In Pharr–San Juan–Alamo Independent School District, v. Texas Political Subdivisions Property/Casualty Joint Self Insurance Fund, the court ruled on a case that involves a dispute whether an automobile-liability insurance policy requires the insurer to defend and indemnify the insured against claims for damages arising from an accident involving a golf cart.
The court ruled the insurer had no duty to defend the insured because a golf cart is not the same as a vehicle “designed for travel on public roads” as stated in the policy, is not covered.
The school district obtained auto liability insurance from the Texas Political Subdivisions Property/Casualty Joint Self Insurance Fund, which requires the fund to indemnify the district and pay as damages due to bodily injury or property damage to which the self-insurance applies if those damages are “caused by an accident and result[s] from the ownership, maintenance or use of a covered auto.”
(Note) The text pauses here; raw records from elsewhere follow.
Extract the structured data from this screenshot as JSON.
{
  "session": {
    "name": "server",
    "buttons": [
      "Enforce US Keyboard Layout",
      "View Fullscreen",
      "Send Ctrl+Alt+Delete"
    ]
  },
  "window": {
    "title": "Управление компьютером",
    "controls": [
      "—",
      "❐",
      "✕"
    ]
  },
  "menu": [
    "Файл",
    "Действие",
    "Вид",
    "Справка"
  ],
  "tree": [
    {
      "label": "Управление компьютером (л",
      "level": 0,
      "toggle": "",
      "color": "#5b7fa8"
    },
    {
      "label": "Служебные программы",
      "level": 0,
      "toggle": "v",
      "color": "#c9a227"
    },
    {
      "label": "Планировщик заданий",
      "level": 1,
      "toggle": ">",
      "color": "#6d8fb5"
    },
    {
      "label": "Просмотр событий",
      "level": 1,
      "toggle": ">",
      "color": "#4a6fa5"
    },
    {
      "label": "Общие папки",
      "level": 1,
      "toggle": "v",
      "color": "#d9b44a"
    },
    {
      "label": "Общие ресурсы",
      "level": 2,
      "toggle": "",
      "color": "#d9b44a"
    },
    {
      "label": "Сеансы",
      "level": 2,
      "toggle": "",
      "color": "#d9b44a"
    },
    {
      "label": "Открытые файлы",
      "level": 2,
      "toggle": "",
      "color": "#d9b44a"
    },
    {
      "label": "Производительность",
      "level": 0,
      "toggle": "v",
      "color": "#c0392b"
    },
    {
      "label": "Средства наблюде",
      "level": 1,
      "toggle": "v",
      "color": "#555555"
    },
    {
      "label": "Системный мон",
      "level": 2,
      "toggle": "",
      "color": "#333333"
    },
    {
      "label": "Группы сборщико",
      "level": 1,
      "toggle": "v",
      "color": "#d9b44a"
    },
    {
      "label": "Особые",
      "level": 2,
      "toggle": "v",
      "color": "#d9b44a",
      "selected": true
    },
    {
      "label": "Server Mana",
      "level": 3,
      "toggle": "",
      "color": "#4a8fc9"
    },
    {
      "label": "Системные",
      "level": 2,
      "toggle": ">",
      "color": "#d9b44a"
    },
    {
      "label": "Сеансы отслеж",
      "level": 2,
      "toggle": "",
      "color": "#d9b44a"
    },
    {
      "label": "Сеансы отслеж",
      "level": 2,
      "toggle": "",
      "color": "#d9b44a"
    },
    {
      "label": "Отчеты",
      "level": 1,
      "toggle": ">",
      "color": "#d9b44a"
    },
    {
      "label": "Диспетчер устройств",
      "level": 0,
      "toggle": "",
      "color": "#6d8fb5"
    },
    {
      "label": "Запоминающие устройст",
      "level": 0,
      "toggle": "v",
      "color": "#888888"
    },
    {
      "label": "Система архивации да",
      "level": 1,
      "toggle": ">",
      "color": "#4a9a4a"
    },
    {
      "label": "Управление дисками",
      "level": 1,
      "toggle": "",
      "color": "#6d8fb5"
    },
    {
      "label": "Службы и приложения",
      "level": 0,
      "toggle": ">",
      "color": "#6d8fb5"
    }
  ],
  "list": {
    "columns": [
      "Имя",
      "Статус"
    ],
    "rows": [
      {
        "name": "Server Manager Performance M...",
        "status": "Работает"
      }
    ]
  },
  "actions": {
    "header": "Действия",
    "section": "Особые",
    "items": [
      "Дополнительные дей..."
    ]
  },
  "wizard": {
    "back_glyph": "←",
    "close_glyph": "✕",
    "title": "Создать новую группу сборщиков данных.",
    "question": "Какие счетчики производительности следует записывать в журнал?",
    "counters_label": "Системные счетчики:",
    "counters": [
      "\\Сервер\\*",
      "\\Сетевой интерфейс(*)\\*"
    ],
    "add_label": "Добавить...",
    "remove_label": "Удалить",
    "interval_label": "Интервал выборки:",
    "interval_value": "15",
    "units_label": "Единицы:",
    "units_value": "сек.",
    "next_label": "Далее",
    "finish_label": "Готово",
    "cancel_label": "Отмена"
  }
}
Lorena Flores, acting on behalf of her minor daughter Alexis, sued the school district and its employee, Cristoval DeLaGarza, Jr., alleging that Alexis “was severely injured after being thrown from a golf cart.”
The suit alleged that DeLaGarza “recklessly and negligently operated” the golf cart when “he suddenly, and without warning, turned the golf cart abruptly, thereby throwing Alexis Flores from the vehicle.”
The insurance fund refused to indemnify the district because the policy did not provide coverage because a golf cart is not designed for travel on public roads and thus is not an “auto,” as defined in the policy.
The fund filed the suit seeking a declaratory judgment that it had no duty to defend the district, and the district filed a counter-claim for declaratory judgment that the policy required the fund to defend and indemnify the school district.
A trial court ruled the policy requires the fund to defend and indemnify the school district, and an appeals court reversed that decision.
The Supreme Court affirmed the ruling, noting the fund “would be entitled to a summary judgment on both the duty to defend and the duty to indemnify.”
However, the fund filed motions for summary judgment on both duties in the trial court and appealed the trial court’s denial of those motions, but the court of appeals affirmed.
“The Insurance Fund requests in its brief that this Court reverse the court of appeals’ judgment and render judgment in favor of the Insurance Fund, but we cannot grant that relief because the Insurance Fund did not file a petition for review in this Court,” the ruling states.
The court remanded the case to the trial court.